A necessária revitalização do Centro
Decadentes desde a década de 1990, em virtude das mudanças de hábitos de consumo que coincidem com advento dos shoppings no Brasil, as regiões centrais de grande parte das cidades de médio e grande porte se tornaram território de coexistência de consumidores, no horário comercial, e pessoas em situação de rua, especialmente no período noturno.
Em Sorocaba, essa situação não é diferente e, segundo moradores e lojistas, piorou durante a pandemia do novo coronavírus -- com o agravamento da crise econômica e o longo período em que as lojas ficaram fechadas.
Diante deste cenário, em que o problema social da população de rua fica evidente, são recorrentes as promessas de projetos de revitalização do Centro por candidatos à Prefeitura. Não apenas no pleito deste ano. Presidente da Associação Comercial de Sorocaba (Acso), o empresário Sérgio Reze, de 84 anos, se autodeclara uma “memória viva do Centro”, e afirma que, ao menos nos últimos 20 anos, dezenas de propostas de recuperação do Centro foram aventadas por postulantes ao cargo de chefe do Executivo. “Todo mundo diz ter a solução, mas até hoje ninguém nunca fez nada efetivo para melhorar”, comenta.

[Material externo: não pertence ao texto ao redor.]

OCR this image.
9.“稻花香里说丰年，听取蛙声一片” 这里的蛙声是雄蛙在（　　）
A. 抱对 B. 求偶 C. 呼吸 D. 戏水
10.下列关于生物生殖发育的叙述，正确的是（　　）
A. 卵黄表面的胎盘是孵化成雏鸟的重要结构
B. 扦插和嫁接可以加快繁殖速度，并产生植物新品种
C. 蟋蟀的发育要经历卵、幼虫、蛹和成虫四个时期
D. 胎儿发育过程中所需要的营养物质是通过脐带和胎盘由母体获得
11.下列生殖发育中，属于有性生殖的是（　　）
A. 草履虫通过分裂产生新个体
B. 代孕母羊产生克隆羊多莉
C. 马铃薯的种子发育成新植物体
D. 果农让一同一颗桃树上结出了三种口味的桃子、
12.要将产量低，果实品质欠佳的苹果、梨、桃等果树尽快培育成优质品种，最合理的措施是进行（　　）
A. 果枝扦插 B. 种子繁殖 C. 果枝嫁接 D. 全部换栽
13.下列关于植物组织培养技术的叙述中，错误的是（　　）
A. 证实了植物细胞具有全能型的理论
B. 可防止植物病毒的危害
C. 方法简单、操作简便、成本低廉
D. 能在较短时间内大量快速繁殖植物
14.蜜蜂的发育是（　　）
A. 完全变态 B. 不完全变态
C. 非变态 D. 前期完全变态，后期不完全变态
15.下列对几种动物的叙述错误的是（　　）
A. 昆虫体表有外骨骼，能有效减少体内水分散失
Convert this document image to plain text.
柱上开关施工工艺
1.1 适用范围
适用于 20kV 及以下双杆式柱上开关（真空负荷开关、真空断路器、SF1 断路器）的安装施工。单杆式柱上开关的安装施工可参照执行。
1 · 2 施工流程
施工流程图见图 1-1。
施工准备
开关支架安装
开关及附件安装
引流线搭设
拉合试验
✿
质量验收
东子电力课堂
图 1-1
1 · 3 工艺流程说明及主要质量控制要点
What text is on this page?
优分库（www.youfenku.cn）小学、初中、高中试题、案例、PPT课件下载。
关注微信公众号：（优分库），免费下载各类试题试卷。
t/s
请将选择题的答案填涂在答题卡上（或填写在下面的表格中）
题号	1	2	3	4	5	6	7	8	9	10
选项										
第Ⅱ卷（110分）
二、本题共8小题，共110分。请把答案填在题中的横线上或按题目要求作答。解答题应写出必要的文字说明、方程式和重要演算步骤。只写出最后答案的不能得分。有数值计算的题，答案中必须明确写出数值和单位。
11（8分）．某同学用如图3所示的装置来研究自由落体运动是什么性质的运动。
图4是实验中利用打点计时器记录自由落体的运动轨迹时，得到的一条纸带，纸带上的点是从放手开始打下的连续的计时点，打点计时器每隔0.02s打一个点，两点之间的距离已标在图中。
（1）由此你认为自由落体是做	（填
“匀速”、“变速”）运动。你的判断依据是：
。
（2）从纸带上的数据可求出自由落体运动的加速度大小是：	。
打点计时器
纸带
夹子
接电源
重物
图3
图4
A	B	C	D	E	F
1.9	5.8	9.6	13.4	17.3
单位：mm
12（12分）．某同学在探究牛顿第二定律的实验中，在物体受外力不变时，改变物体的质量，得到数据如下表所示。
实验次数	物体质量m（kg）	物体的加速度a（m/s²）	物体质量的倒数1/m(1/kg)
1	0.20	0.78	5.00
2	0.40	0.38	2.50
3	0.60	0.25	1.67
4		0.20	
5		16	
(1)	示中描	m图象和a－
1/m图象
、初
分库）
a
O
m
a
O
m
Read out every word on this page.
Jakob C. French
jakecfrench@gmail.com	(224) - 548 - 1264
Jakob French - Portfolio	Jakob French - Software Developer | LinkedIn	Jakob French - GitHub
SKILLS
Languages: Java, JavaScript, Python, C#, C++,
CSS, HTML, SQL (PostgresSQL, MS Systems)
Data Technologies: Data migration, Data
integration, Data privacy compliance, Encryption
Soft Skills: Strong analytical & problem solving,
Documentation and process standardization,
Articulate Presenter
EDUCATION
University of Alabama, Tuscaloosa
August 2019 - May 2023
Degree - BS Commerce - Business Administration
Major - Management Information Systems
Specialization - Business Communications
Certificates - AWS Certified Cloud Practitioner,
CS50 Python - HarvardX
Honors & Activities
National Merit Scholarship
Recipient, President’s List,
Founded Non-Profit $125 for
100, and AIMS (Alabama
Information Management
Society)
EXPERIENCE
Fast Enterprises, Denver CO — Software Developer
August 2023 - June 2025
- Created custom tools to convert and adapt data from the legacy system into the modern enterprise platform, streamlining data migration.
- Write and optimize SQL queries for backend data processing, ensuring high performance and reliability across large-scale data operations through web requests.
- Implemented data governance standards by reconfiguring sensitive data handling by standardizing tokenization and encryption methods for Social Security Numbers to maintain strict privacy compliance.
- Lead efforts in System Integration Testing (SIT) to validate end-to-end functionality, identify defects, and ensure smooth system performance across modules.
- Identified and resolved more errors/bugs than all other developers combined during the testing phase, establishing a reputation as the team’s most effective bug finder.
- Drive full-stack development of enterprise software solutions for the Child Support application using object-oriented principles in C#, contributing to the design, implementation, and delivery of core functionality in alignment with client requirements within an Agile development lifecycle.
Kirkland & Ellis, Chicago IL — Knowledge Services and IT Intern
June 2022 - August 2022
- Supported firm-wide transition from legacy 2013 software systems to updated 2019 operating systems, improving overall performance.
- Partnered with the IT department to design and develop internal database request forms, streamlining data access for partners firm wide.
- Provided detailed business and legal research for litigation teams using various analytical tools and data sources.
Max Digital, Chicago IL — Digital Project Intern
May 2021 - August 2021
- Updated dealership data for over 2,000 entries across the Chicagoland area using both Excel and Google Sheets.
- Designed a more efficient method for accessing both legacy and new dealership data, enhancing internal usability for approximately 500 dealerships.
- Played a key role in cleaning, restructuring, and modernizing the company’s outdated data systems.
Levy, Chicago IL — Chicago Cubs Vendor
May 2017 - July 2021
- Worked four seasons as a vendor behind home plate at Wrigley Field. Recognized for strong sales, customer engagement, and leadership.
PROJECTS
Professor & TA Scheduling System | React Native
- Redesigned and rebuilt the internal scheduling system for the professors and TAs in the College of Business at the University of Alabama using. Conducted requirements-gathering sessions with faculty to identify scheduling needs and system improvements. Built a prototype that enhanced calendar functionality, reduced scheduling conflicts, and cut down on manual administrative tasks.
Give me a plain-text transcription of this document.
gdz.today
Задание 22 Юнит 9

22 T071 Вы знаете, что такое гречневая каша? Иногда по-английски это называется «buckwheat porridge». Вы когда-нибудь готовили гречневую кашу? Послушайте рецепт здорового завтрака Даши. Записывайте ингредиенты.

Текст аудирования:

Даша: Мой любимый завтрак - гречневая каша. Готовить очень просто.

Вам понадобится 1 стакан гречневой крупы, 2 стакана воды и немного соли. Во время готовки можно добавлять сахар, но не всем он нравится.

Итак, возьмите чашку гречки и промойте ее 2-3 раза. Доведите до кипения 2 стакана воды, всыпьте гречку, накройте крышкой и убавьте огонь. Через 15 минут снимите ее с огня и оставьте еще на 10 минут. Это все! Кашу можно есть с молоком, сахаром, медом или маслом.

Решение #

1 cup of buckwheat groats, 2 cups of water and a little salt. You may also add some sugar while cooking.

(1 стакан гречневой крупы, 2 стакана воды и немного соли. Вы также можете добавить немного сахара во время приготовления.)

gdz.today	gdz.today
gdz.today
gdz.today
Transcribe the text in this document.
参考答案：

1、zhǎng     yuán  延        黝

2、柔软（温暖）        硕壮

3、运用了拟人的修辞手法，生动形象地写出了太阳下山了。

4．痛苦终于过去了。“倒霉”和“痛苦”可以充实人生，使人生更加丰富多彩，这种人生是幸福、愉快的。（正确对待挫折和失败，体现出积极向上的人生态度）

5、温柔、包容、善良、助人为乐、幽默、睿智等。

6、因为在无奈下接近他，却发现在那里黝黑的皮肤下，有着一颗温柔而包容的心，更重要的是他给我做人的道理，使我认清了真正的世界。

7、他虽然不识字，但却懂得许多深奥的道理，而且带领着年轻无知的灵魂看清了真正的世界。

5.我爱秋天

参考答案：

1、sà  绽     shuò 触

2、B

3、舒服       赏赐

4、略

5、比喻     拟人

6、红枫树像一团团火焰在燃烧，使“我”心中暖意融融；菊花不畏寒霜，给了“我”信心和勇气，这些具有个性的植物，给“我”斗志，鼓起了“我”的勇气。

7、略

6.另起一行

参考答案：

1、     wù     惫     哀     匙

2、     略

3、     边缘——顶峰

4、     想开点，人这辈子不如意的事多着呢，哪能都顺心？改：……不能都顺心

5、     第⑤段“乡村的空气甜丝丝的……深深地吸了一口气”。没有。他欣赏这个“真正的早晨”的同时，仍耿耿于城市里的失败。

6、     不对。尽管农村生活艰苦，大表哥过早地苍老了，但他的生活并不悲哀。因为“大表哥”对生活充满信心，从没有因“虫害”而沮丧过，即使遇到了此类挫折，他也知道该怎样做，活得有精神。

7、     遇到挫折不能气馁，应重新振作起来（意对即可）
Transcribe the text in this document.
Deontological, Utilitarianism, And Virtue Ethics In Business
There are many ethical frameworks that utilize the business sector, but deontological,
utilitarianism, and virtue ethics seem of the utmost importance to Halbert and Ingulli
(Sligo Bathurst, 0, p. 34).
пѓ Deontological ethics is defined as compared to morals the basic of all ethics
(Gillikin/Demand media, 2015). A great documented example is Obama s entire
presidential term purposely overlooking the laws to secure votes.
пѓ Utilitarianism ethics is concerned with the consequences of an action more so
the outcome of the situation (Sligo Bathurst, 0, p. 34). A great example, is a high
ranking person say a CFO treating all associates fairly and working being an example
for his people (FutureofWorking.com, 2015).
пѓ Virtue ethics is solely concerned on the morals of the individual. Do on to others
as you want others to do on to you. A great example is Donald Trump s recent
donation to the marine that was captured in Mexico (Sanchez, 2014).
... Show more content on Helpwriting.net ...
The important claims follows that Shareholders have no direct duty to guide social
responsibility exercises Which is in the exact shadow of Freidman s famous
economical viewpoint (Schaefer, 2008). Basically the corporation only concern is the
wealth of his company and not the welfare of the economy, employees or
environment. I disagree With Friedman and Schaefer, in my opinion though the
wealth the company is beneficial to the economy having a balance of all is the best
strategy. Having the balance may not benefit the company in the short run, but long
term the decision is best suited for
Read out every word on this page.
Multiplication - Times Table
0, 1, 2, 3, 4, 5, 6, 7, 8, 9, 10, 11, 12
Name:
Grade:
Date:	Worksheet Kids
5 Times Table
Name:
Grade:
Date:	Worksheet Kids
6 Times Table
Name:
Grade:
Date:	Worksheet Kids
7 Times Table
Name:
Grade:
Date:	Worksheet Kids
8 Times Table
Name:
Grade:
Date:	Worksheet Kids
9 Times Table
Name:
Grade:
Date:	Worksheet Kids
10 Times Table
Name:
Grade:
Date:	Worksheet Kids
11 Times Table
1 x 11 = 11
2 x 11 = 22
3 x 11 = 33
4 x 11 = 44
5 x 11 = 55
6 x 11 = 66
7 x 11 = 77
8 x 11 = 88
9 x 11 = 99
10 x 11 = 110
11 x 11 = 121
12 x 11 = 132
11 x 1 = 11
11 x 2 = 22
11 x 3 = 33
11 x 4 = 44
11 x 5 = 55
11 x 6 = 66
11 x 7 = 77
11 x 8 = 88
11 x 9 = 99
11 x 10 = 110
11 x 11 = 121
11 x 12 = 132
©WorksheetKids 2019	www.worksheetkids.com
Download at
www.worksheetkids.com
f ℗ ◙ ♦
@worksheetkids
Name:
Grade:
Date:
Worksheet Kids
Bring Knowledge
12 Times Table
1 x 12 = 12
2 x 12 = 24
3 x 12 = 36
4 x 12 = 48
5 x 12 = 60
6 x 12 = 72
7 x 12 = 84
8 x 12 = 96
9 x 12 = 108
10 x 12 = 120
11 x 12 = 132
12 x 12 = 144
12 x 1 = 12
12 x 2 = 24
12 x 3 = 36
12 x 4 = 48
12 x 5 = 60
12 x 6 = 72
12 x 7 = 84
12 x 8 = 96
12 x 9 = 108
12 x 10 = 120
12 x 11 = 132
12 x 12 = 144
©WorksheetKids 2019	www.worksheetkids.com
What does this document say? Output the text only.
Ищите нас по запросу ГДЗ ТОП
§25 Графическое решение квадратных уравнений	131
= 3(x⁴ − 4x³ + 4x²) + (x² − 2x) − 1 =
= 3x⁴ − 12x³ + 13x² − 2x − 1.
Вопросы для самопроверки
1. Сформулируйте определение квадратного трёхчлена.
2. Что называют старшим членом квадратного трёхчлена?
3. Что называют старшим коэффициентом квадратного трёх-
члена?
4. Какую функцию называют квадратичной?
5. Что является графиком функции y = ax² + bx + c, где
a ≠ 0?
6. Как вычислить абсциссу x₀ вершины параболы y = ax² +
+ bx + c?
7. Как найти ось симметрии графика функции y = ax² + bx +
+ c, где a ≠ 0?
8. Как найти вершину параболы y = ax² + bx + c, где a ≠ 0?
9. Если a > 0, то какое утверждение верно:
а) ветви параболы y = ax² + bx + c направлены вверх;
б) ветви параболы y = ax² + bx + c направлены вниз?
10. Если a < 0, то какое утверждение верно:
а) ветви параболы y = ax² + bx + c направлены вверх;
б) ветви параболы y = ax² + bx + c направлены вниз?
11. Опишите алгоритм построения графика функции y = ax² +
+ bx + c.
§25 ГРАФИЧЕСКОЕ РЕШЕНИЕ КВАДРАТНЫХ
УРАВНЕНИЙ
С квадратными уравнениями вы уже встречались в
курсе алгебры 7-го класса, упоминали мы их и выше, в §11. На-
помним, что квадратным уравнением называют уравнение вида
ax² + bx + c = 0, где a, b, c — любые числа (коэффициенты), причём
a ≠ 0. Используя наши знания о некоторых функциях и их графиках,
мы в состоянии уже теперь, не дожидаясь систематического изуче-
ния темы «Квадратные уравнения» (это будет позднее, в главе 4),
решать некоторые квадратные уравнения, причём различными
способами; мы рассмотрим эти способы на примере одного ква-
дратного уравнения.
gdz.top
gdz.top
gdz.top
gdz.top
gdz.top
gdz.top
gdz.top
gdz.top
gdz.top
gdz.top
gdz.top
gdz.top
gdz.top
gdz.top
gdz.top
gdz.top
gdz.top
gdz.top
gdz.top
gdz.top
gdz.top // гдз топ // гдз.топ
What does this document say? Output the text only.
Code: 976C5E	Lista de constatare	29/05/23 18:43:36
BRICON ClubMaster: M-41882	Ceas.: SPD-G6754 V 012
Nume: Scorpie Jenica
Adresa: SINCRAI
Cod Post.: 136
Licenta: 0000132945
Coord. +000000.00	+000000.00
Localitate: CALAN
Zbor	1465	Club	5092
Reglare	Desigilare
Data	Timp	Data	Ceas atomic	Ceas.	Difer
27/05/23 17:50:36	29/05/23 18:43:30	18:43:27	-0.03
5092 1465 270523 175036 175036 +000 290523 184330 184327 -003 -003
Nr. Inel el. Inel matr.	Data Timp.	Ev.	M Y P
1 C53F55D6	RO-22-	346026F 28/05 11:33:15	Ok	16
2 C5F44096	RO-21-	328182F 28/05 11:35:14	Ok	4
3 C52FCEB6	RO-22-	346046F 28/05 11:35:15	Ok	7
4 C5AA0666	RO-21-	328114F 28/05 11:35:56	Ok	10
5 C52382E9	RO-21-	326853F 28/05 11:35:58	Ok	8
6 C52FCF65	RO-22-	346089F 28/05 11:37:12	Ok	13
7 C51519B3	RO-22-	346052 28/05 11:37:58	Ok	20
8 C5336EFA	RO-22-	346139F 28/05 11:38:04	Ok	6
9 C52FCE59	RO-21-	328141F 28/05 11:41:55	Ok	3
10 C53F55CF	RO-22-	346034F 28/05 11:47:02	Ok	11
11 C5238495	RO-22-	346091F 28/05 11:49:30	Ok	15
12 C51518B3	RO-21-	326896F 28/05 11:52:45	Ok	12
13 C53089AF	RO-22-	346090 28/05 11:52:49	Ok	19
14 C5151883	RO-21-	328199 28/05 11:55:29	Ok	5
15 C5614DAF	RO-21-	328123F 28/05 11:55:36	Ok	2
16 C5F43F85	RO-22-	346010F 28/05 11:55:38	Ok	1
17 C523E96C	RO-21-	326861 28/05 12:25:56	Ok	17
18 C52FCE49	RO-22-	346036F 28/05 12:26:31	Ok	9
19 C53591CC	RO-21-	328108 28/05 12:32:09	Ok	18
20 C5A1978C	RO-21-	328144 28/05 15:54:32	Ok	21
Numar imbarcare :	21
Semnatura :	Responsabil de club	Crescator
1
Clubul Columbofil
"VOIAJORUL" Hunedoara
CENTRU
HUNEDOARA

Lembrando da tranquilidade que o Centro oferecia às famílias na época em que ele era criança -- na infância morou rua Padre José Manoel de Oliveira Libório --, Reze reconhece que a questão da revitalização do Centro é complexa e vai além das possibilidades da arquitetura e do urbanismo. “É um problema eminentemente social”, defende.
Revitalização urbana
Arquiteta e integrante do Instituto de Arquitetos do Brasil (IAB) -- Núcleo Sorocaba, Maíra Sfeir concorda com Reze. “Um problema dos gestores públicos é não entender o que é revitalização urbana. Não é só cuidar do jardim, trocar piso de calçada ou colocar uma escultura. Isso é maquiar algo. Revitalização é uma intervenção muito mais complexa, com a vários elementos atuando de forma integrada”, assinala. “Revitalização envolve segurança, mobilidade, preservação do patrimônio”, afirma.
A sensação de insegurança na região central é a principal causa, segundo o presidente da Acso, que desestimula os comerciantes a estender o horário de funcionamento de suas lojas ou até mesmo investir na criação de atrativos para o período noturno, como bares e restaurantes. “Você se sente seguro de ir ao Centro à noite? É por isso que as pessoas preferem ir ao shopping”, constata Reze.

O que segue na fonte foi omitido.